Как мастер-литератор, что мог дать мне Чехов? Я читал и перечитывал Гоголя. Мои первые рассказы в рукописи Мейерхольд, у которого я служил в театре, показывал Чехову: Антон Павлович не одобрил1, как потом не одобрит и Алексей Максимович: Чехов от своей простоты, Горький от высокопарности. В литературе, как и Андрей Белый, оба мы происходим от Мельникова-Печерского, преданнейшего ученика Гоголя: ритм Андрея Белого со страниц «Лесов» и «Гор», из «Лесов» и «Гор» тема моей «Посолони». И это совсем другой исток и другие корни в нашей литературе, чуждые Чехову.

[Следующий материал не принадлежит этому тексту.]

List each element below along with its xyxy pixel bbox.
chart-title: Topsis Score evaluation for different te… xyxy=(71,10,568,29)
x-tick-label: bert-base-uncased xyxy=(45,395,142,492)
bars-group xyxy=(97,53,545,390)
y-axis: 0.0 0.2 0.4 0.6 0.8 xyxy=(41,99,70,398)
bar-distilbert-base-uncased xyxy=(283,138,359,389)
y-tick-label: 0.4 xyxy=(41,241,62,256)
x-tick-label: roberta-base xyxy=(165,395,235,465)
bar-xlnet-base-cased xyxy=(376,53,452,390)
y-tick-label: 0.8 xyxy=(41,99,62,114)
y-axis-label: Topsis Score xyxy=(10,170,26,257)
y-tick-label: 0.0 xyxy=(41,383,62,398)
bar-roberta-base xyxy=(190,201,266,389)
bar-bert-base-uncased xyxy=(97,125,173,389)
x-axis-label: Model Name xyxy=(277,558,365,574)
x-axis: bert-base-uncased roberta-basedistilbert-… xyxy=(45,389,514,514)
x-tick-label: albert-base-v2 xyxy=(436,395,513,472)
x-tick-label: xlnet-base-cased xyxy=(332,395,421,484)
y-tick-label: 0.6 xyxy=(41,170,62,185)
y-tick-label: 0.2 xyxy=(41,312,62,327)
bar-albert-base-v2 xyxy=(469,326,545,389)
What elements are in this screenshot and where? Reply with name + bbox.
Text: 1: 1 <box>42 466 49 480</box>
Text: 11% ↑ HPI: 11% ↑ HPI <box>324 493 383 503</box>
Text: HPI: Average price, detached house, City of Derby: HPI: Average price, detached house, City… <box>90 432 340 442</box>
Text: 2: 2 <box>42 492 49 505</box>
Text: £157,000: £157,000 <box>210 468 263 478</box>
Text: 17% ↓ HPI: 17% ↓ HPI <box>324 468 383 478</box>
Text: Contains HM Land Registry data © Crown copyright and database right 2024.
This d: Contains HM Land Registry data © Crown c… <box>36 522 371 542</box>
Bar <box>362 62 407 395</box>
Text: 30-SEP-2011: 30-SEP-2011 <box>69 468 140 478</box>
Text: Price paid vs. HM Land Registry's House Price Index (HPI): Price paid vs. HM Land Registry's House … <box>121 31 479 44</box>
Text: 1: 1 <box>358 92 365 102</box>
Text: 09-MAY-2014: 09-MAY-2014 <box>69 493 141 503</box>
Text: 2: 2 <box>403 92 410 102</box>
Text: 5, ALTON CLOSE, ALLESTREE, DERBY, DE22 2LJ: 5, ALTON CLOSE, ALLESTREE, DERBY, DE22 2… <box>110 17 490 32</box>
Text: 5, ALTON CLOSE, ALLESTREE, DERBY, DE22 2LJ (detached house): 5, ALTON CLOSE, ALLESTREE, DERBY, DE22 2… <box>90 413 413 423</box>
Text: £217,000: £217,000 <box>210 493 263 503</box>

Не довелось мне в жизни встретить Чехова, но во сне однажды снился.2 Это было осенью, когда снова я взялся за «Хмурых людей». Мне приснилось: в святой Софии Цареградской открыли фрески: «страды Богородицы», показывает Замятин и Муратов, а на экране появляются семь мудрецов Эйнштейн, Шестов, Шаляпин и Горький – совсем как живые. Шестов с ключом, а из рамки не выходят, и тут же Иван Павлович Кобеко разложил на столике и показывает с фокусами пластинки; раскрывается комната: Антон Павлович Чехов в черном драповом пальто сидит на зеленой садовой скамейке и весь как освещен изнутри серебром. «Вот вы к нам и совсем пришли!» – говорю я и прохожу по мосту – все на мраморе: выставка скульптур – разноцветные бутылки и соусники.

«Мне тяжело дышать», сказал Чехов и вытащил изо рта утку.

Утка оказалась жареная, с яблоками. И все бросились с разбега к Чехову хватать утку.